Thanks to the Woman of Wonder I read the book Things a Little Bird Told Me by Biz Stone. He’s the co-founder of Twitter which by the way, I had absolutely no interest in… until I read his book. It’s not because he talks up Twitter, its because of who Biz is as a person. This man spoke to my heart and said things I have felt or have said before. He spoke to my values and was someone I would be friends with. I was actually surprised that this was the man behind Twitter. By the time I got to the end of the book I thought to myself, “what the heck, I’m signing up for a Twitter account!”
When I saw the humanity that Biz brought to the digital world I felt inclined to be a part of it because of his values. He sees value in vulnerability, as well as, in making mistakes which he openly admitted to all 200,000 plus users on Twitter, at a time that most of thought there were millions. He spoke about how our failures become our assets and that put a smile on my face, as an overcomer of obstacles, I have faced many tough learning curves throughout my life. That’s made me the feisty, loving and assertive woman I am today who gladly helps others who seek my support because those mistakes, all of my trials, have made me a valuable asset to those who hire me. I can help others to have a smoother transition because through a variety of circumstances because of what I learned along the way.
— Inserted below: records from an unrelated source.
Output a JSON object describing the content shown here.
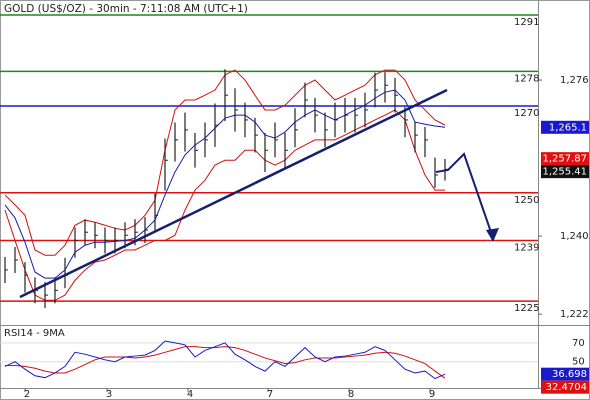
{
  "chart_data": {
    "type": "ohlc",
    "title": "GOLD (US$/OZ) - 30min - 7:11:08 AM (UTC+1)",
    "x": [
      0,
      1,
      2,
      3,
      4,
      5,
      6,
      7,
      8,
      9,
      10,
      11,
      12,
      13,
      14,
      15,
      16,
      17,
      18,
      19,
      20,
      21,
      22,
      23,
      24,
      25,
      26,
      27,
      28,
      29,
      30,
      31,
      32,
      33,
      34,
      35,
      36,
      37,
      38,
      39,
      40,
      41,
      42,
      43,
      44
    ],
    "high": [
      1235.2,
      1237.5,
      1234.0,
      1230.5,
      1229.4,
      1230.5,
      1235.0,
      1242.0,
      1243.9,
      1243.2,
      1242.0,
      1242.0,
      1243.2,
      1243.9,
      1244.4,
      1249.8,
      1262.5,
      1266.2,
      1268.5,
      1263.8,
      1266.2,
      1270.6,
      1278.5,
      1274.1,
      1270.8,
      1267.3,
      1263.8,
      1266.2,
      1263.8,
      1269.5,
      1275.4,
      1271.9,
      1268.5,
      1270.8,
      1271.9,
      1271.9,
      1273.1,
      1277.7,
      1277.8,
      1276.5,
      1269.8,
      1266.3,
      1265.2,
      1258.1,
      1257.8
    ],
    "low": [
      1229.2,
      1231.5,
      1227.0,
      1224.5,
      1223.4,
      1224.5,
      1228.0,
      1235.0,
      1237.9,
      1237.2,
      1236.0,
      1236.0,
      1237.2,
      1237.9,
      1238.4,
      1240.8,
      1250.5,
      1257.2,
      1259.5,
      1255.8,
      1258.2,
      1260.6,
      1266.5,
      1264.1,
      1262.8,
      1259.3,
      1254.8,
      1258.2,
      1255.8,
      1260.5,
      1267.4,
      1263.9,
      1260.5,
      1262.8,
      1263.9,
      1263.9,
      1265.1,
      1269.7,
      1270.8,
      1268.5,
      1262.8,
      1259.3,
      1258.2,
      1251.1,
      1252.8
    ],
    "close": [
      1232.2,
      1234.5,
      1231.0,
      1227.5,
      1226.4,
      1227.5,
      1231.0,
      1239.0,
      1240.9,
      1240.2,
      1239.0,
      1239.0,
      1240.2,
      1240.9,
      1241.4,
      1244.8,
      1257.5,
      1262.2,
      1264.5,
      1259.8,
      1262.2,
      1265.6,
      1272.5,
      1269.1,
      1266.8,
      1263.3,
      1259.8,
      1262.2,
      1259.8,
      1264.5,
      1271.4,
      1267.9,
      1264.5,
      1266.8,
      1267.9,
      1267.9,
      1269.1,
      1273.7,
      1274.8,
      1272.5,
      1266.8,
      1263.3,
      1262.2,
      1254.1,
      1255.4
    ],
    "bar_color": "#222222",
    "bands": {
      "band_color": "#d01010",
      "middle_color": "#1a1aa8",
      "upper": [
        1249.5,
        1247.2,
        1244.8,
        1236.8,
        1235.6,
        1235.6,
        1237.9,
        1242.5,
        1243.7,
        1243.2,
        1242.5,
        1241.8,
        1241.4,
        1242.5,
        1244.8,
        1248.3,
        1259.8,
        1269.1,
        1271.4,
        1271.4,
        1272.5,
        1273.7,
        1277.2,
        1278.3,
        1276.0,
        1272.5,
        1269.1,
        1269.1,
        1270.2,
        1272.5,
        1274.8,
        1276.0,
        1273.7,
        1271.4,
        1272.5,
        1273.7,
        1274.8,
        1277.2,
        1278.3,
        1278.3,
        1276.0,
        1271.4,
        1269.1,
        1266.8,
        1265.6
      ],
      "middle": [
        1247.2,
        1244.2,
        1238.6,
        1231.7,
        1230.3,
        1230.3,
        1232.2,
        1236.3,
        1237.9,
        1238.6,
        1238.6,
        1238.8,
        1239.0,
        1239.5,
        1241.4,
        1243.7,
        1249.5,
        1254.8,
        1258.7,
        1261.0,
        1262.6,
        1264.9,
        1267.2,
        1267.9,
        1267.9,
        1266.3,
        1263.3,
        1262.6,
        1264.0,
        1266.3,
        1267.9,
        1269.1,
        1267.9,
        1266.8,
        1267.9,
        1269.1,
        1270.2,
        1271.8,
        1273.2,
        1273.7,
        1271.4,
        1266.3,
        1265.8,
        1265.4,
        1265.1
      ],
      "lower": [
        1246.0,
        1239.0,
        1232.2,
        1226.4,
        1225.2,
        1225.2,
        1226.4,
        1229.8,
        1232.2,
        1234.0,
        1234.5,
        1235.6,
        1236.8,
        1236.8,
        1237.9,
        1239.0,
        1239.0,
        1240.2,
        1246.0,
        1250.6,
        1252.9,
        1256.4,
        1257.5,
        1257.5,
        1259.8,
        1259.8,
        1257.5,
        1256.4,
        1257.5,
        1259.8,
        1261.0,
        1262.2,
        1262.2,
        1262.2,
        1263.3,
        1264.5,
        1265.6,
        1266.8,
        1267.9,
        1269.1,
        1266.8,
        1259.8,
        1254.1,
        1250.6,
        1250.6
      ]
    },
    "xlim": [
      -0.5,
      53.3
    ],
    "xticks": [
      {
        "value": 2,
        "label": "2"
      },
      {
        "value": 10.2,
        "label": "3"
      },
      {
        "value": 18.3,
        "label": "4"
      },
      {
        "value": 26.3,
        "label": "7"
      },
      {
        "value": 34.4,
        "label": "8"
      },
      {
        "value": 42.5,
        "label": "9"
      }
    ],
    "ylim": [
      1219.5,
      1294
    ],
    "yticks": [
      {
        "value": 1222,
        "label": "1,222"
      },
      {
        "value": 1240,
        "label": "1,240"
      },
      {
        "value": 1276,
        "label": "1,276"
      }
    ],
    "levels": [
      {
        "value": 1291,
        "color": "#1a8a1a"
      },
      {
        "value": 1278,
        "color": "#1a8a1a"
      },
      {
        "value": 1270,
        "color": "#1a1acc"
      },
      {
        "value": 1250,
        "color": "#e01010"
      },
      {
        "value": 1239,
        "color": "#e01010"
      },
      {
        "value": 1225,
        "color": "#e01010"
      }
    ],
    "badges": [
      {
        "value": 1265.1,
        "label": "1,265.1",
        "color": "#1a1acc"
      },
      {
        "value": 1257.87,
        "label": "1,257.87",
        "color": "#e01010"
      },
      {
        "value": 1255.41,
        "label": "1,255.41",
        "color": "#111111"
      }
    ],
    "rsi": {
      "title": "RSI14 - 9MA",
      "ylim": [
        22,
        88
      ],
      "yticks": [
        50,
        70
      ],
      "color": "#1a1acc",
      "ma_color": "#d01010",
      "values": [
        45,
        50,
        42,
        35,
        33,
        38,
        45,
        60,
        58,
        55,
        52,
        50,
        55,
        56,
        57,
        62,
        72,
        70,
        68,
        55,
        62,
        66,
        70,
        58,
        52,
        45,
        40,
        50,
        45,
        55,
        65,
        55,
        50,
        55,
        56,
        58,
        60,
        66,
        62,
        52,
        42,
        38,
        40,
        32,
        36.698
      ],
      "ma": [
        46,
        46,
        45,
        43,
        40,
        38,
        38,
        42,
        47,
        52,
        55,
        55,
        55,
        54,
        55,
        57,
        60,
        63,
        66,
        66,
        65,
        65,
        66,
        65,
        62,
        58,
        54,
        51,
        48,
        49,
        52,
        54,
        54,
        54,
        55,
        56,
        57,
        59,
        60,
        59,
        56,
        52,
        48,
        40,
        32.4704
      ],
      "badges": [
        {
          "value": 36.698,
          "label": "36.698",
          "color": "#1a1acc"
        },
        {
          "value": 32.4704,
          "label": "32.4704",
          "color": "#e01010"
        }
      ]
    }
  }
}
He also pointed out to “trust your instincts even if you’re smaller and less powerful than the other guy” (p. 133). It’s a funny story he tells about a meeting with Mark Zuckerberg in reference to this point but none the less it’s poignant for all of us. Especially for those of us who had our instincts in reversal in the first half our lives and if something didn’t feel right we moved toward it. Or maybe that was just me. I had strong instincts but was taught not to follow them until I took charge of my own life and figured out who the heck I was. Biz had a good hold of who he was from the time he was young and he set up his life according to his own rules, including convincing his teachers in high school that he had a no homework policy! And no, he didn’t come from a cocky place, he had legitimate reasoning and they bought in.
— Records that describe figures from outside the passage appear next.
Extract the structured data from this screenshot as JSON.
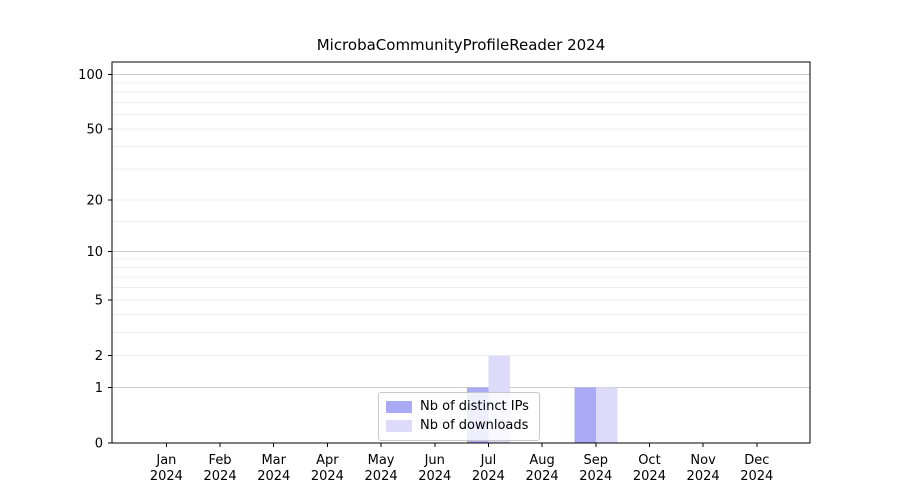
{
  "chart_data": {
    "type": "bar",
    "title": "MicrobaCommunityProfileReader 2024",
    "categories": [
      "Jan",
      "Feb",
      "Mar",
      "Apr",
      "May",
      "Jun",
      "Jul",
      "Aug",
      "Sep",
      "Oct",
      "Nov",
      "Dec"
    ],
    "category_year": "2024",
    "series": [
      {
        "name": "Nb of distinct IPs",
        "color": "#a9a9f5",
        "values": [
          0,
          0,
          0,
          0,
          0,
          0,
          1,
          0,
          1,
          0,
          0,
          0
        ]
      },
      {
        "name": "Nb of downloads",
        "color": "#dcdcfa",
        "values": [
          0,
          0,
          0,
          0,
          0,
          0,
          2,
          0,
          1,
          0,
          0,
          0
        ]
      }
    ],
    "y_axis": {
      "scale": "log1p",
      "ticks": [
        0,
        1,
        2,
        5,
        10,
        20,
        50,
        100
      ],
      "major_gridlines": [
        1,
        10,
        100
      ],
      "minor_gridlines": [
        3,
        4,
        6,
        7,
        8,
        9,
        15,
        30,
        40,
        60,
        70,
        80,
        90
      ],
      "top_value": 117,
      "ylim": [
        0,
        117
      ]
    },
    "x_axis": {
      "tick_style": "two-line month + year"
    },
    "legend": {
      "position": "lower center",
      "frame": true
    },
    "colors": {
      "grid_major": "#cccccc",
      "grid_minor": "#efefef",
      "axis": "#000000",
      "text": "#000000",
      "background": "#ffffff"
    },
    "grid": "on"
  }
}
That strength of character in him was flexed again in high school where he also learned to trust his own moral code. He and his friend showed up two minutes late for the last high school dance and the vice principal would not let them in the door. He and his friend ended up sneaking in through an open window, only to be caught and later penalized with a full day suspension and required to write an essay about what they did was wrong. He was diplomatic in agreeing that rules are meant to serve a purpose but that sometimes policy is pointless and that was the focus on his essay. He bravely pointed out the abuse of power, in being two minutes late, how was that harming anyone? And he had no regrets about sneaking into the dance because that was not a moment he could replicate every again in his life. He went to that dance with the mindset to make it memorable, to ask the girl he never asked before to dance and to let loose and enjoy being in high school before it was over.
His paper was so convincing that the school counselor, who he was required to spend an hour with as the last leg of his punishment, said, “I completely agree with you Biz.” And with that Mr. Stone walked on in life with the notion that “it’s not about breaking the rules, it’s about creating your own rules.” He went on to drop out of college to follow his own rules which were about following his heart that led him to a start-up company that never made it off the ground. He later decided he wanted to work at Google and reached out to a contact he knew and planted the seed that he was the missing guy on his team. Biz created his own opportunity and managed to get his foot in the door for a position that didn’t even exist and that he ended up creating and designing himself.
Funny thing is, three years later he convinced the same guy to leave Google with him to create a new start-up. That company never took off after two years but because of it’s inability to get off the ground, Twitter was created, born out of its failure…and well the rest is history. And actually worth reading.
I hope to meet, speak to or know Biz Stone some day soon.